Witchers are rumored to have supernatural powers, but it’s actually their reliance on ability-granting potions that started said rumors (and their cat-like eyes of course). Before each battle you are encouraged to drink a concoction of elixirs that can grant you various stat buffs, but you can only drink as much as your body will allow. Every potion has an overall toxicity to it so you can’t just drink everything you have, you have to balance the benefit of the potion with how much you can consume.

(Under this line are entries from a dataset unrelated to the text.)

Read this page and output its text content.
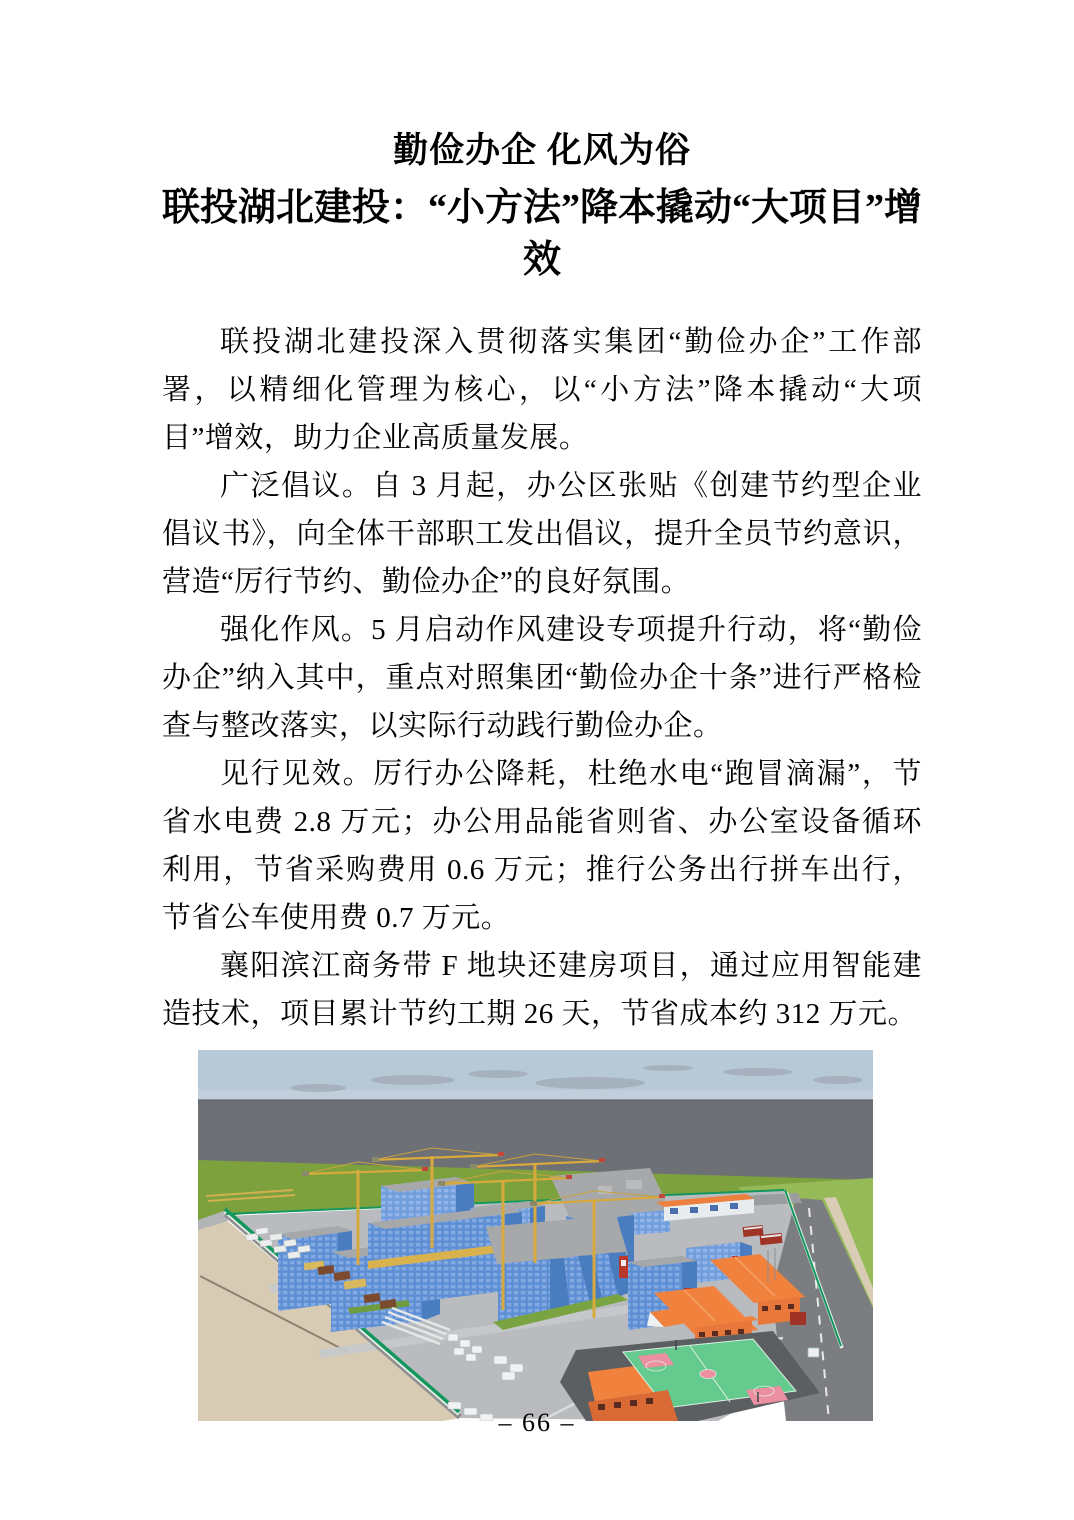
勤俭办企 化风为俗
联投湖北建投：“小方法”降本撬动“大项目”增效

联投湖北建投深入贯彻落实集团“勤俭办企”工作部署，以精细化管理为核心，以“小方法”降本撬动“大项目”增效，助力企业高质量发展。

广泛倡议。自 3 月起，办公区张贴《创建节约型企业倡议书》，向全体干部职工发出倡议，提升全员节约意识，营造“厉行节约、勤俭办企”的良好氛围。

强化作风。5 月启动作风建设专项提升行动，将“勤俭办企”纳入其中，重点对照集团“勤俭办企十条”进行严格检查与整改落实，以实际行动践行勤俭办企。

见行见效。厉行办公降耗，杜绝水电“跑冒滴漏”，节省水电费 2.8 万元；办公用品能省则省、办公室设备循环利用，节省采购费用 0.6 万元；推行公务出行拼车出行，节省公车使用费 0.7 万元。

襄阳滨江商务带 F 地块还建房项目，通过应用智能建造技术，项目累计节约工期 26 天，节省成本约 312 万元。

– 66 –
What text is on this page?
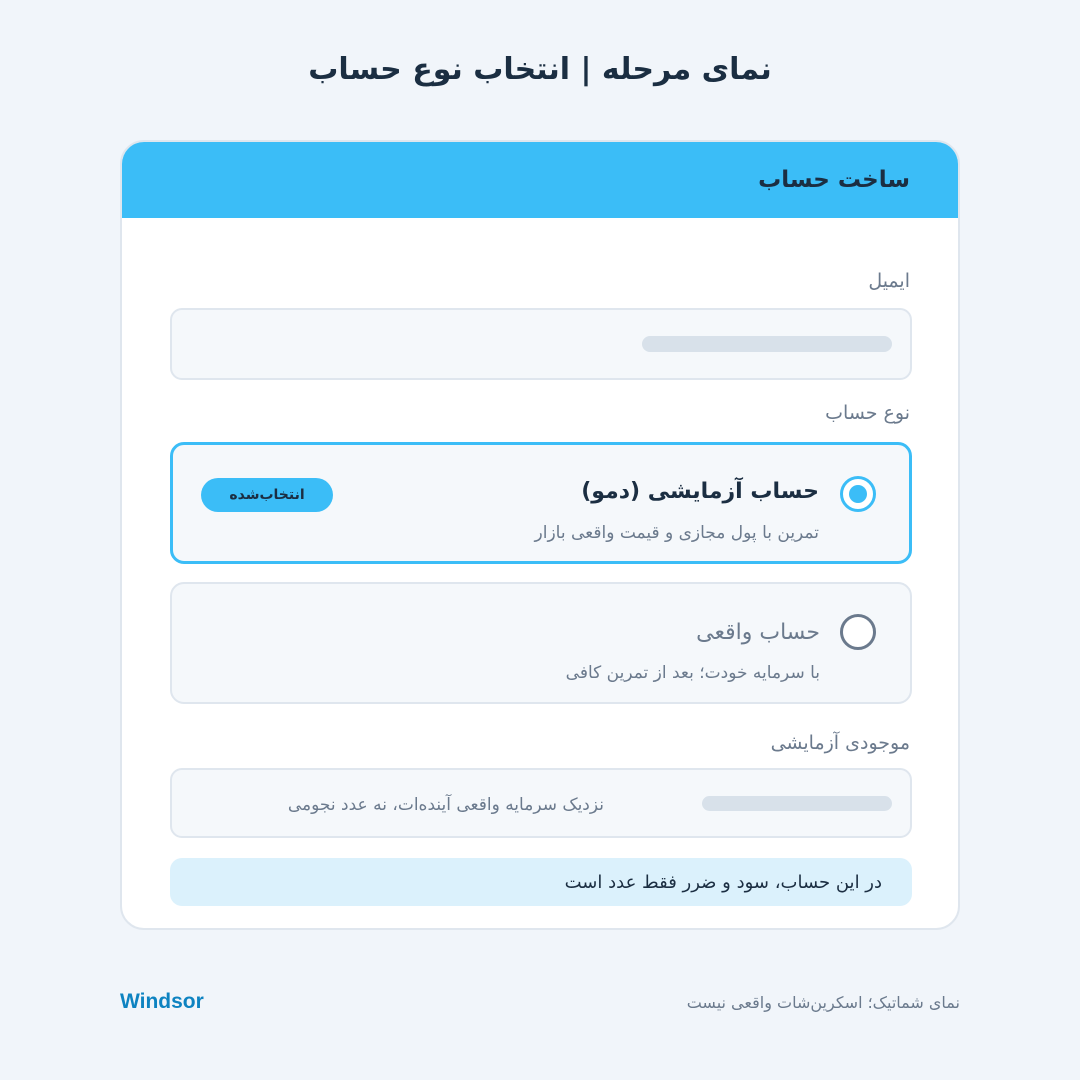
نمای مرحله | انتخاب نوع حساب
ساخت حساب
ایمیل
نوع حساب
حساب آزمایشی (دمو)
تمرین با پول مجازی و قیمت واقعی بازار
انتخاب‌شده
حساب واقعی
با سرمایه خودت؛ بعد از تمرین کافی
موجودی آزمایشی
نزدیک سرمایه واقعی آینده‌ات، نه عدد نجومی
در این حساب، سود و ضرر فقط عدد است
Windsor	نمای شماتیک؛ اسکرین‌شات واقعی نیست
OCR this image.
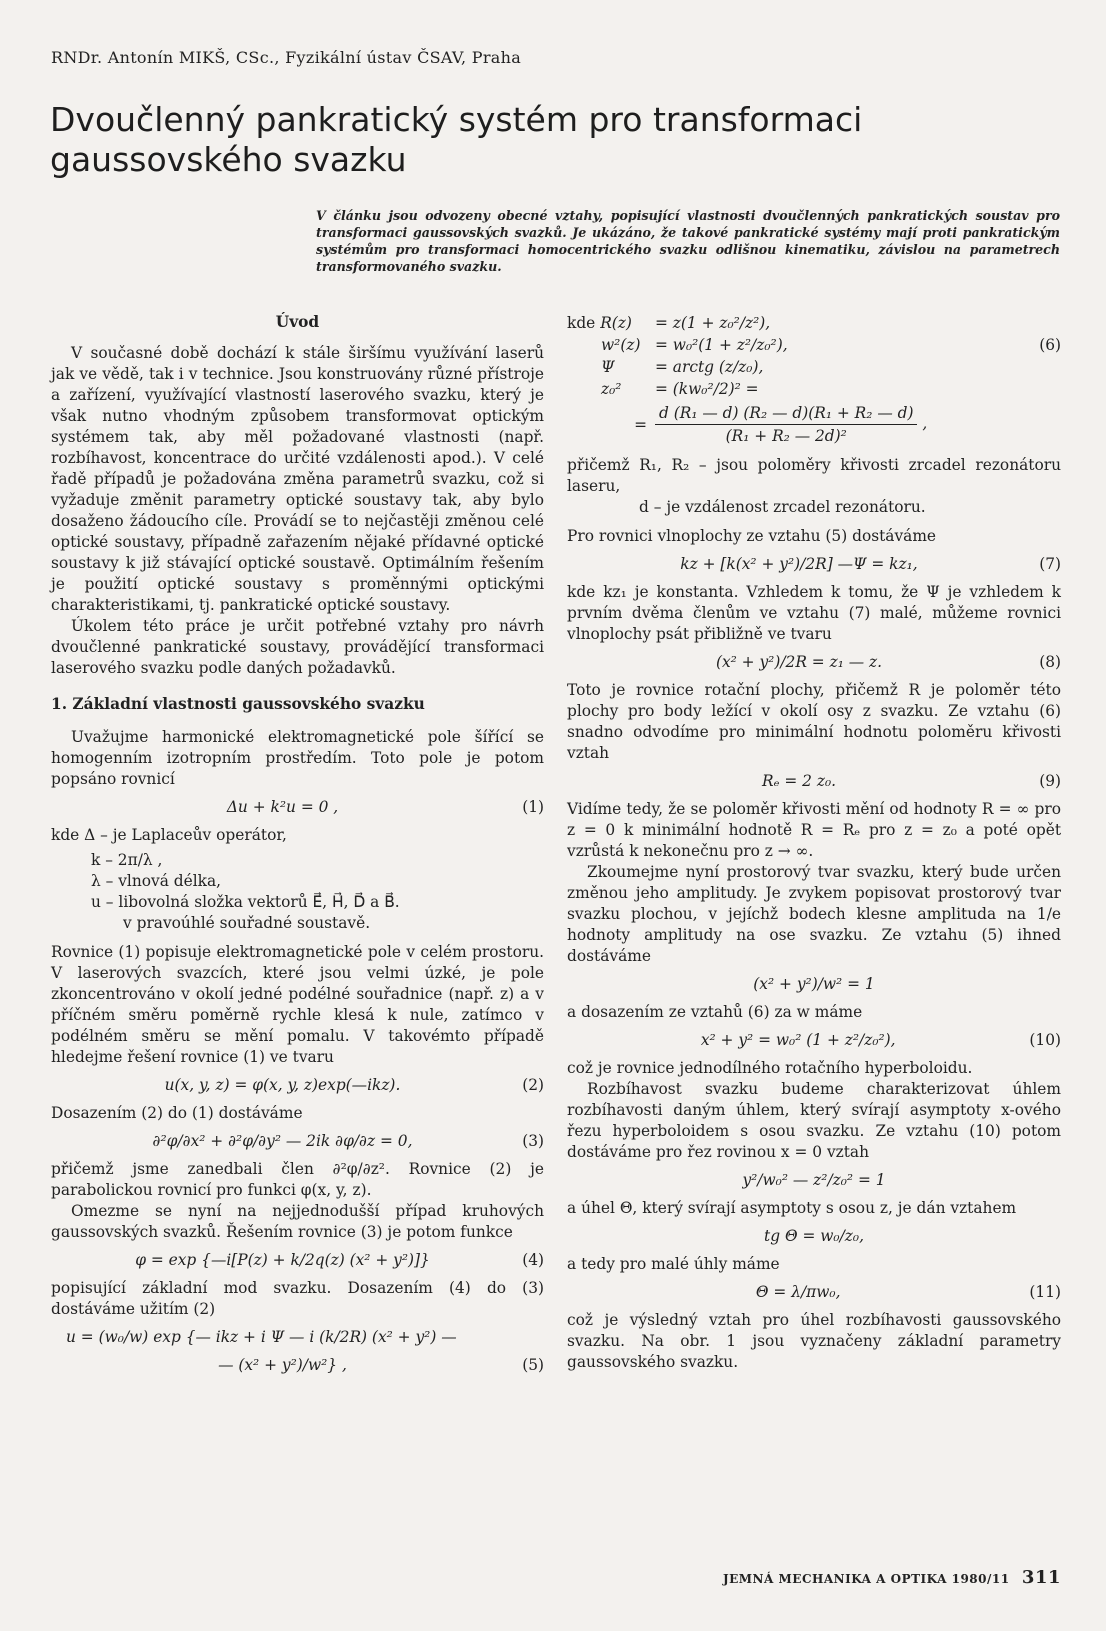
RNDr. Antonín MIKŠ, CSc., Fyzikální ústav ČSAV, Praha
Dvoučlenný pankratický systém pro transformaci gaussovského svazku

V článku jsou odvozeny obecné vztahy, popisující vlastnosti dvoučlenných pankratických soustav pro transformaci gaussovských svazků. Je ukázáno, že takové pankratické systémy mají proti pankratickým systémům pro transformaci homocentrického svazku odlišnou kinematiku, závislou na parametrech transformovaného svazku.

Úvod

V současné době dochází k stále širšímu využívání laserů jak ve vědě, tak i v technice. Jsou konstruovány různé přístroje a zařízení, využívající vlastností laserového svazku, který je však nutno vhodným způsobem transformovat optickým systémem tak, aby měl požadované vlastnosti (např. rozbíhavost, koncentrace do určité vzdálenosti apod.). V celé řadě případů je požadována změna parametrů svazku, což si vyžaduje změnit parametry optické soustavy tak, aby bylo dosaženo žádoucího cíle. Provádí se to nejčastěji změnou celé optické soustavy, případně zařazením nějaké přídavné optické soustavy k již stávající optické soustavě. Optimálním řešením je použití optické soustavy s proměnnými optickými charakteristikami, tj. pankratické optické soustavy.

Úkolem této práce je určit potřebné vztahy pro návrh dvoučlenné pankratické soustavy, provádějící transformaci laserového svazku podle daných požadavků.

1. Základní vlastnosti gaussovského svazku

Uvažujme harmonické elektromagnetické pole šířící se homogenním izotropním prostředím. Toto pole je potom popsáno rovnicí

Δu + k²u = 0 ,	(1)
kde Δ – je Laplaceův operátor,
k – 2π/λ ,
λ – vlnová délka,
u – libovolná složka vektorů E⃗, H⃗, D⃗ a B⃗.
v pravoúhlé souřadné soustavě.

Rovnice (1) popisuje elektromagnetické pole v celém prostoru. V laserových svazcích, které jsou velmi úzké, je pole zkoncentrováno v okolí jedné podélné souřadnice (např. z) a v příčném směru poměrně rychle klesá k nule, zatímco v podélném směru se mění pomalu. V takovémto případě hledejme řešení rovnice (1) ve tvaru

u(x, y, z) = φ(x, y, z)exp(—ikz).	(2)

Dosazením (2) do (1) dostáváme

∂²φ/∂x² + ∂²φ/∂y² — 2ik ∂φ/∂z = 0,	(3)

přičemž jsme zanedbali člen ∂²φ/∂z². Rovnice (2) je parabolickou rovnicí pro funkci φ(x, y, z).

Omezme se nyní na nejjednodušší případ kruhových gaussovských svazků. Řešením rovnice (3) je potom funkce

φ = exp {—i[P(z) + k/2q(z) (x² + y²)]}	(4)

popisující základní mod svazku. Dosazením (4) do (3) dostáváme užitím (2)

u = (w₀/w) exp {— ikz + i Ψ — i (k/2R) (x² + y²) —
— (x² + y²)/w²} ,	(5)
kde R(z)	= z(1 + z₀²/z²),
w²(z) = w₀²(1 + z²/z₀²),	(6)
Ψ	= arctg (z/z₀),
z₀²	= (kw₀²/2)² =
= $\frac{\text{d (R₁ — d) (R₂ — d)(R₁ + R₂ — d)}}{\text{(R₁ + R₂ — 2d)²}}$ ,

přičemž R₁, R₂ – jsou poloměry křivosti zrcadel rezonátoru laseru,

d – je vzdálenost zrcadel rezonátoru.

Pro rovnici vlnoplochy ze vztahu (5) dostáváme

kz + [k(x² + y²)/2R] —Ψ = kz₁,	(7)

kde kz₁ je konstanta. Vzhledem k tomu, že Ψ je vzhledem k prvním dvěma členům ve vztahu (7) malé, můžeme rovnici vlnoplochy psát přibližně ve tvaru

(x² + y²)/2R = z₁ — z.	(8)

Toto je rovnice rotační plochy, přičemž R je poloměr této plochy pro body ležící v okolí osy z svazku. Ze vztahu (6) snadno odvodíme pro minimální hodnotu poloměru křivosti vztah

Rₑ = 2 z₀.	(9)

Vidíme tedy, že se poloměr křivosti mění od hodnoty R = ∞ pro z = 0 k minimální hodnotě R = Rₑ pro z = z₀ a poté opět vzrůstá k nekonečnu pro z → ∞.

Zkoumejme nyní prostorový tvar svazku, který bude určen změnou jeho amplitudy. Je zvykem popisovat prostorový tvar svazku plochou, v jejíchž bodech klesne amplituda na 1/e hodnoty amplitudy na ose svazku. Ze vztahu (5) ihned dostáváme

(x² + y²)/w² = 1

a dosazením ze vztahů (6) za w máme

x² + y² = w₀² (1 + z²/z₀²),	(10)

což je rovnice jednodílného rotačního hyperboloidu.

Rozbíhavost svazku budeme charakterizovat úhlem rozbíhavosti daným úhlem, který svírají asymptoty x-ového řezu hyperboloidem s osou svazku. Ze vztahu (10) potom dostáváme pro řez rovinou x = 0 vztah

y²/w₀² — z²/z₀² = 1

a úhel Θ, který svírají asymptoty s osou z, je dán vztahem

tg Θ = w₀/z₀,

a tedy pro malé úhly máme

Θ = λ/πw₀,	(11)

což je výsledný vztah pro úhel rozbíhavosti gaussovského svazku. Na obr. 1 jsou vyznačeny základní parametry gaussovského svazku.

JEMNÁ MECHANIKA A OPTIKA 1980/11 311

Everything about The Witcher 2: Assassins of Kings (Enhanced Edition) is a balancing act. From the strategic combat to the layered story, CD Projekt balances what the player expects from an action game and what they expect from an RPG. The player is also expected to balance their time between playing the game and reading about the meticulously detailed world Andrzej Sapkowski created to get the most out of the experience. Aside from a few graphical hiccups, The Witcher 2: Assassins of Kings is a tour de force that shouldn’t be missed by any XBox 360 or PC owner.
Like a good rated R movie, The Witcher 2: Assassins of Kings doesn’t shy away from giving the viewer a healthy dose of sex to go with the violence. As Geralt of Rivia you’ll of course be able to bed your main squeeze, busty redhead Triss Merigold, but if you play your cards right you’ll also be able to do the dirty deed with other characters as well.
I know, I know. You want to hear the answer to the million dollar question: Are the sex scenes in The Witcher 2 as hot as everyone says they are? Oh yes my friends, they are.
If you are familiar with how the late-night sex scenes are handled on Cinemax, then you have a good idea of what to expect here – Basically hardcore without showing any penetration or genitals. I was pleasantly surprised to see Geralt take one of his lovely conquests doggy style in a fountain (I’m being vague so as to not spoil any surprises). The sexual encounters are tastefully done but definitely more hardcore than the ones found in the God of War series.
Unlike God of War though, there is a lot less random nudity and exposed breasts in Witcher 2. One thing I always loved about Kratos’ adventures is that he would regularly run into hot Greek chicks with their boobs hanging out (Oracle of Athens, Lahkesis, etc). But, what Geralt’s time in the Pontar Valley lacks in nip-slips it more than makes up for in busty women.
The character models in The Witcher 2, from Triss Merigold to the whores in Flotsam, are all highly detailed and wonderfully curvy. Even when Triss and Vernon Roche’s female soldier Ves are fully clothed, you can always make out their supple round asses through their tight pants. The sorceresses that inhabit Geralt’s world have a penchant for wearing low cut dresses and have runic tattoos on their chests giving you more of a reason to look down at them. As a bonus, most of the “working women” usually have decent sized tits spilling out of their tops as you talk to them.
While the sex in The Witcher 2: Assassins of Kings (Enhanced Edition) isn’t as frequent as I would have hoped, when it does happen the viewer is treated to some of the best video game intercourse to date. This is helped by the fact that each female character model is expertly crafted and genuinely beautiful to look at, with or without clothes on. The fact that the sex scenes are this hot and the game is this good should make The Witcher 2 a must-buy for any XBox 360 or PC owner.